1) We randomly select $\ell n_0^2$ blocks of items and let it be fooling set. For each $u\in B_i$ , we select $d_0$ edges to each one of $T_j$ where $d_0$ is the degree if $G^0$ .

2) For the rest of $n_0^4$ indices, we make a random invertible map $\sigma$ removing the indices of fooling sets. We connect the entire block $B_i$ to the hidden block $T_j$ where $\sigma: i \to j$ using the distribution $\mu_0$ , i.e., the constructed graph is $G_0$ .

In summary, we use hidden blocks of items and corresponding B_i to construct the previous-round instance (hiding the previous instance). The increased part for each vertex u in B_i reaches to the fooling blocks of items, which causes \ell n_0 d_0^2 degrees.

Put it more specifically, there are $n_0^4$ blocks of $B_i$ and $n_0^4$ blocks of hidden blocks of items (corresponding to the previous-round instance) using previous distribution $\mu_0$ . Also, there are $b\cdot n_0^2$ fooling blocks of items, and each bidder will randomly select $d_0$ edges to each of the fooling blocks, using the product marginals of $\mu_0$ :

\mu'_0 := \times (\mu_0 \mid {u_1}) \times \cdots \times(\mu_0\mid u_{n_r})

(Notice that each vertex has $d_0$ incident edges to a block of items.)

Think about why we call such a distribution embedded!

Also, we find that

There is a perfect matching in each G_r (each bidder has an item).

The intuition of this distribution

The player cannot distinguish the fooling blocks and the hidden blocks.

Put it more formally, we have

Notaions:

For each block $B_i$ , let $\Zeta_i = \{ \sigma(i), a_1,\ldots,a_{\ell n_r^2+1}\}$ be the set of corresponding indices of blocks of items.

Let $\tau_i: \Zeta_i \to [\ell n_r^2+1]$ be the bijection that maps any index in $\Zeta_i$ to the index. We use $G^i_j$ to denote the induced subgraph of $(B_i, T_{\tau^{-1}(j)})$ ( $\tau(1)$ is the smallest index in $\Zeta_i$ and so on).

$\textbf{Lemma}.$ $\textbf{I}[\Tau_u : J_i \mid \Zeta_i] = 0$ ,

where $\Tau_u = \{G^u_1,\ldots, G^u_{\ell n_r^2+1}\}$ and $J_i = \tau_i(\sigma(i))$ .

This lemma can be obtained from the fact that product distribution of fooling blocks.

The final embedded instance

After constructing $r$ -round, any algorithm will solve the maximum matching in this instance. There are approximately $n^{4/5}$ independent $(r-1)$ -round instance, i.e., hidden blocks of items. And there are approximately $n^{2/5}$ independent fooling blocks of items.

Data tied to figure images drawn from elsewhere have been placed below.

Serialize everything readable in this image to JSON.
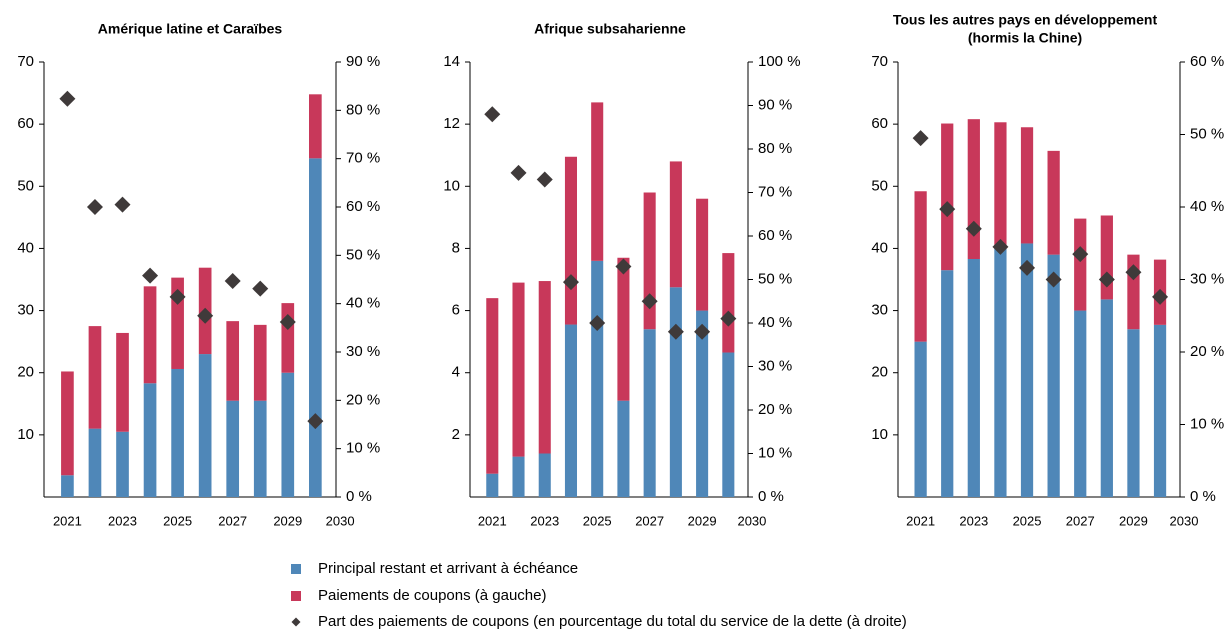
{
  "chart_data": [
    {
      "type": "bar",
      "title": [
        "Amérique latine et Caraïbes"
      ],
      "categories": [
        "2021",
        null,
        "2023",
        null,
        "2025",
        null,
        "2027",
        null,
        "2029",
        "2030"
      ],
      "series": [
        {
          "values": [
            3.5,
            11,
            10.5,
            18.3,
            20.6,
            23,
            15.5,
            15.5,
            20,
            54.5
          ]
        },
        {
          "values": [
            16.7,
            16.5,
            15.9,
            15.6,
            14.7,
            13.9,
            12.8,
            12.2,
            11.2,
            10.3
          ]
        },
        {
          "axis": "y2",
          "values": [
            82.4,
            60,
            60.5,
            45.8,
            41.4,
            37.5,
            44.7,
            43.1,
            36.2,
            15.7
          ]
        }
      ],
      "ylim": [
        0,
        70
      ],
      "yticks": [
        10,
        20,
        30,
        40,
        50,
        60,
        70
      ],
      "y2lim": [
        0,
        90
      ],
      "y2ticks": [
        {
          "value": 0,
          "label": "0 %"
        },
        {
          "value": 10,
          "label": "10 %"
        },
        {
          "value": 20,
          "label": "20 %"
        },
        {
          "value": 30,
          "label": "30 %"
        },
        {
          "value": 40,
          "label": "40 %"
        },
        {
          "value": 50,
          "label": "50 %"
        },
        {
          "value": 60,
          "label": "60 %"
        },
        {
          "value": 70,
          "label": "70 %"
        },
        {
          "value": 80,
          "label": "80 %"
        },
        {
          "value": 90,
          "label": "90 %"
        }
      ]
    },
    {
      "type": "bar",
      "title": [
        "Afrique subsaharienne"
      ],
      "categories": [
        "2021",
        null,
        "2023",
        null,
        "2025",
        null,
        "2027",
        null,
        "2029",
        "2030"
      ],
      "series": [
        {
          "values": [
            0.75,
            1.3,
            1.4,
            5.55,
            7.6,
            3.1,
            5.4,
            6.75,
            6.0,
            4.65
          ]
        },
        {
          "values": [
            5.65,
            5.6,
            5.55,
            5.4,
            5.1,
            4.6,
            4.4,
            4.05,
            3.6,
            3.2
          ]
        },
        {
          "axis": "y2",
          "values": [
            88,
            74.5,
            73,
            49.4,
            40,
            53,
            45,
            38,
            38,
            41
          ]
        }
      ],
      "ylim": [
        0,
        14
      ],
      "yticks": [
        2,
        4,
        6,
        8,
        10,
        12,
        14
      ],
      "y2lim": [
        0,
        100
      ],
      "y2ticks": [
        {
          "value": 0,
          "label": "0 %"
        },
        {
          "value": 10,
          "label": "10 %"
        },
        {
          "value": 20,
          "label": "20 %"
        },
        {
          "value": 30,
          "label": "30 %"
        },
        {
          "value": 40,
          "label": "40 %"
        },
        {
          "value": 50,
          "label": "50 %"
        },
        {
          "value": 60,
          "label": "60 %"
        },
        {
          "value": 70,
          "label": "70 %"
        },
        {
          "value": 80,
          "label": "80 %"
        },
        {
          "value": 90,
          "label": "90 %"
        },
        {
          "value": 100,
          "label": "100 %"
        }
      ]
    },
    {
      "type": "bar",
      "title": [
        "Tous les autres pays en développement",
        "(hormis la Chine)"
      ],
      "categories": [
        "2021",
        null,
        "2023",
        null,
        "2025",
        null,
        "2027",
        null,
        "2029",
        "2030"
      ],
      "series": [
        {
          "values": [
            25,
            36.5,
            38.3,
            40,
            40.8,
            39,
            30,
            31.8,
            27,
            27.7
          ]
        },
        {
          "values": [
            24.2,
            23.6,
            22.5,
            20.3,
            18.7,
            16.7,
            14.8,
            13.5,
            12,
            10.5
          ]
        },
        {
          "axis": "y2",
          "values": [
            49.5,
            39.7,
            37,
            34.5,
            31.6,
            30,
            33.5,
            30,
            31,
            27.6
          ]
        }
      ],
      "ylim": [
        0,
        70
      ],
      "yticks": [
        10,
        20,
        30,
        40,
        50,
        60,
        70
      ],
      "y2lim": [
        0,
        60
      ],
      "y2ticks": [
        {
          "value": 0,
          "label": "0 %"
        },
        {
          "value": 10,
          "label": "10 %"
        },
        {
          "value": 20,
          "label": "20 %"
        },
        {
          "value": 30,
          "label": "30 %"
        },
        {
          "value": 40,
          "label": "40 %"
        },
        {
          "value": 50,
          "label": "50 %"
        },
        {
          "value": 60,
          "label": "60 %"
        }
      ]
    }
  ],
  "legend": [
    {
      "name": "Principal restant et arrivant à échéance",
      "color": "#4f87b8"
    },
    {
      "name": "Paiements de coupons (à gauche)",
      "color": "#c8385a"
    },
    {
      "name": "Part des paiements de coupons (en pourcentage du total du service de la dette (à droite)",
      "color": "#3f3a3a"
    }
  ]
}
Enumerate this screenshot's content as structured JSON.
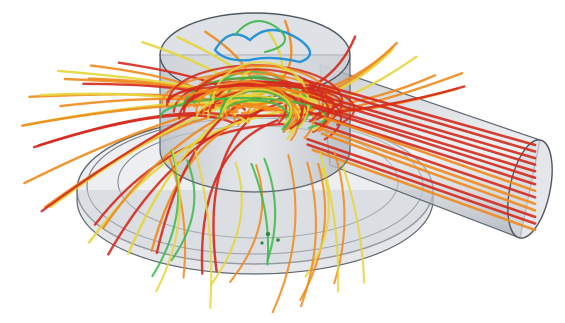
{
  "image": {
    "subject": "cfd-streamline-visualization",
    "colors": {
      "background": "#ffffff",
      "housing_fill": "#cfd3d9",
      "housing_stroke": "#5e6670",
      "streamline_fast": "#d42a1c",
      "streamline_mid": "#f08a1c",
      "streamline_slow": "#e6d63a",
      "streamline_low": "#3cb84a",
      "streamline_min": "#1f8fd6"
    }
  }
}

Let us prove the lower bound

Main Idea

When $r=0$ , the referee (the shared blackboard) has no information. The only thing that the referee can do is to guess. Then the expectation of the size of the obtained matching is $1/n \cdot n = 1$ . Without $1$ -round instance, after communication, i.e., each node sending its incident edge to the shared blackboard, the referee will know the entire graph and obtain the perfect matching. That is the reason that we need a embedded instance.

In the $(r=1)$ -round instance, the degree of each node is much larger than $\ell$ , which means that each player cannot send the whole set of edges to the blackboard. Also, as we mentioned before, each player cannot distinguish the fool block and the hidden block (hiding the the perfect matching). Therefore, for each level instance, one round is used to determine the place of the hidden blocks.

We cannot say we can guess all hidden blocks in one round because that probability is very very small by computation.

Now, it is clear on how to show the lower bound. First, we give the relationship between the first message and the influence of distribution in the next level. By the construction, the first message reveals little information about the second level instance. Then, recursively, we give expected size of maximum matching in each round.

$\textbf{Theorem}$ . The size of expectation of maximum matching in the $r$ -round is at most
$5n_r \sum_{k=0}^{r-1}\frac{1}{\sqrt{n_k}} + 1$

By the above theorem, we can get that the expectation of the maximum matching is at most

5 n_r^{1-1/5^{r+1}}

Because the maximum matching size is $n_r$ , to get a maximum matching, $\Omega(\log \log n)$ rounds are required.

For the formal proof, please refer to [1].

Reference

[1]. Alon, N., Nisan, N., Raz, R. and Weinstein, O., 2015, October. Welfare maximization with limited interaction. In 2015 IEEE 56th Annual Symposium on Foundations of Computer Science (pp. 1499-1512). IEEE.